Ibadah Minggu dan Syukuran Remisi, Lapas Wahai Buka Harapan Baru

oleh -0 views

Wahai,CahayaMediaTimur.com-Suasana khidmat dan puji-pujian syukur selimuti Lembaga Pemasyarakatan (Lapas) Kelas III Wahai, Minggu (23/8). Selain ibadah Minggu rutin bagi Warga Binaan beragama Kristen, kegiatan kali ini dirangkaikan dengan syukuran atas penerimaan remisi. Sukacita dan rasa haru warnai kegiatan saat Warga Binaan mensyukuri hak remisi sebagai penghargaan atas perilaku baik dan komitmen selama jalani pembinaan.

 

Seluruh rangkaian acara yang diisi doa, nyanyian syukur, dan puji-pujian dipimpin pelayan firman dari Majelis Jemaat Bethsan Gereja Protestan Maluku (GPM) Wahai serta diawasi jajaran pengamanan secara ketat dan humanis.

 

Kepala Lapas (Kalapas) Wahai, Tersih Victor Noya, memberikan apresiasi atas pelaksanaan kegiatan kerohanian dan syukuran tersebut. Ia menegaskan Lapas Wahai berkomitmen terus memfasilitasi hak beribadah serta pemenuhan hak integrasi dan remisi bagi seluruh Warga Binaan.

 

“Pemulihan jiwa adalah fondasi dari proses Pemasyarakatan. Kami berterima kasih kepada pihak GPM Wahai atas sinergi yang terjalin, dan kami berharap kegiatan ini terus memotivasi Warga Binaan untuk bertobat serta menata masa depan yang lebih cerah,” ungkap Tersih.

 

Sementara itu, Kepala Subseksi Pembinaan, La Joi, menjelaskan bahwa ibadah Minggu merupakan bagian penting dalam program pembinaan kepribadian di Lapas Wahai.
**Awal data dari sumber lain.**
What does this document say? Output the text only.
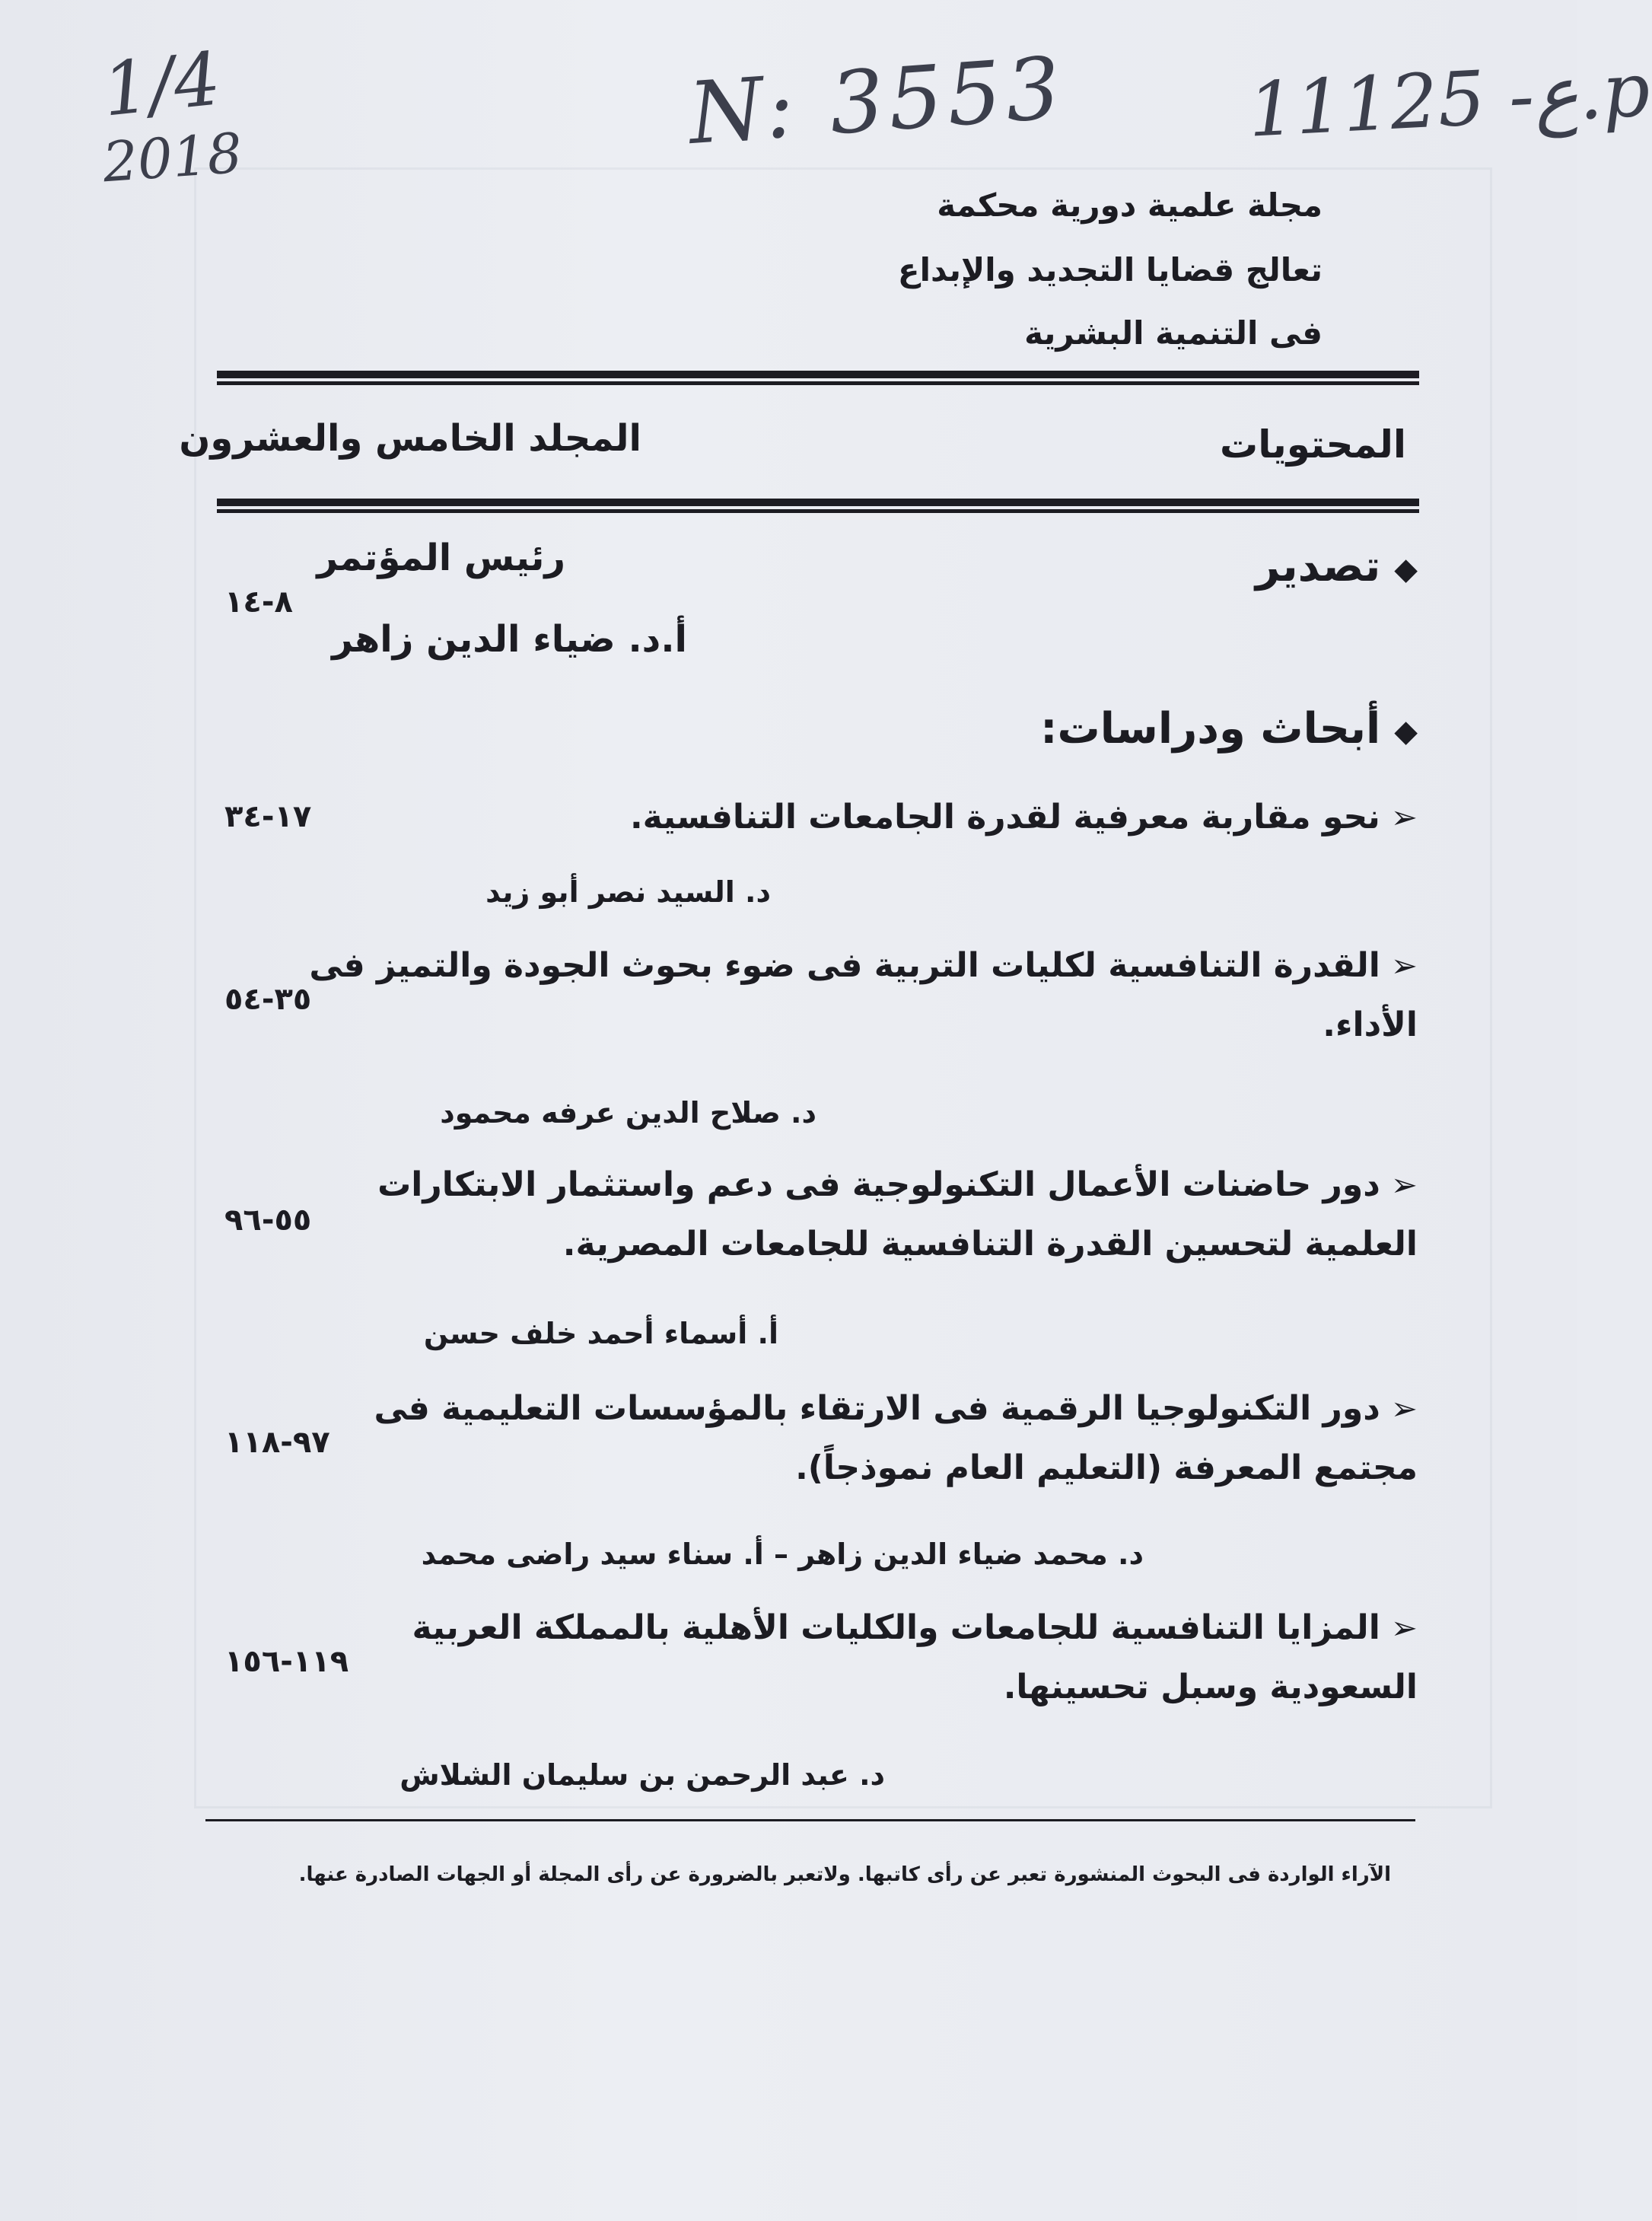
1/4
2018	N: 3553 111ع- 25.p
مجلة علمية دورية محكمة
تعالج قضايا التجديد والإبداع
فى التنمية البشرية
المحتويات
المجلد الخامس والعشرون
◆تصدير
رئيس المؤتمر
أ.د. ضياء الدين زاهر
٨-١٤
◆أبحاث ودراسات:
➢نحو مقاربة معرفية لقدرة الجامعات التنافسية.
١٧-٣٤
د. السيد نصر أبو زيد
➢القدرة التنافسية لكليات التربية فى ضوء بحوث الجودة والتميز فى
الأداء.
٣٥-٥٤
د. صلاح الدين عرفه محمود
➢دور حاضنات الأعمال التكنولوجية فى دعم واستثمار الابتكارات
العلمية لتحسين القدرة التنافسية للجامعات المصرية.
٥٥-٩٦
أ. أسماء أحمد خلف حسن
➢دور التكنولوجيا الرقمية فى الارتقاء بالمؤسسات التعليمية فى
مجتمع المعرفة (التعليم العام نموذجاً).
٩٧-١١٨
د. محمد ضياء الدين زاهر – أ. سناء سيد راضى محمد
➢المزايا التنافسية للجامعات والكليات الأهلية بالمملكة العربية
السعودية وسبل تحسينها.
١١٩-١٥٦
د. عبد الرحمن بن سليمان الشلاش
الآراء الواردة فى البحوث المنشورة تعبر عن رأى كاتبها. ولاتعبر بالضرورة عن رأى المجلة أو الجهات الصادرة عنها.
Menurutnya, penguatan mental dan spiritual menjadi bekal penting sebelum Warga Binaan kembali ke masyarakat.

 

“Pembinaan mental dan rohani seperti ini rutin kami jadwalkan. Tujuannya agar Warga Binaan mengalami transformasi batin, sehingga kelak ketika bebas mereka bisa menjadi pribadi yang lebih baik dan berguna,” ungkap La Joi.

 

Jandry Batlajery selaku petugas pengamanan menuturkan bahwa kelancaran dan keamanan ibadah serta syukuran menjadi prioritas.

 

“Secara teknis pengamanan, seluruh rangkaian ibadah berjalan tertib dan terkendali. Kami memastikan situasi tetap kondusif agar Warga Binaan dapat beribadah dengan tenang dan khusyuk,” kata Jandry.

 

Bagi para Warga Binaan, ucapan syukur atas remisi yang dirangkaikan dalam ibadah menjadi penyejuk di tengah kerinduan terhadap keluarga dan kebebasan. JP, salah satu Warga Binaan yang mengikuti ibadah, mengaku merasa lebih tenang setelah mengikuti kegiatan tersebut.

 

“Ibadah ini membuat kami merasa tidak sendiri dan dikuatkan kembali. Di sini kami belajar untuk ikhlas dan memperbaiki diri setiap hari,” tutur JP.

 

Jhon Asomate selaku Majelis Jemaat GPM Wahai menyampaikan bahwa pelayanan rohani ini merupakan bagian penting untuk merangkul semua kalangan tanpa terkecuali.

 

“Kami hadir untuk membawa pesan damai dan pengampunan. Harapannya, firman yang disampaikan dapat menjadi pelita bagi Warga Binaan agar tidak kehilangan arah dan terus memiliki pengharapan baru,” ujar Jhon.

 

Melalui pembinaan rohani yang konsisten serta pemberian hak remisi, Lapas Wahai terus membuka kesempatan bagi Warga Binaan untuk menemukan kembali harapan, memperbaiki diri, dan menata masa depan yang lebih baik.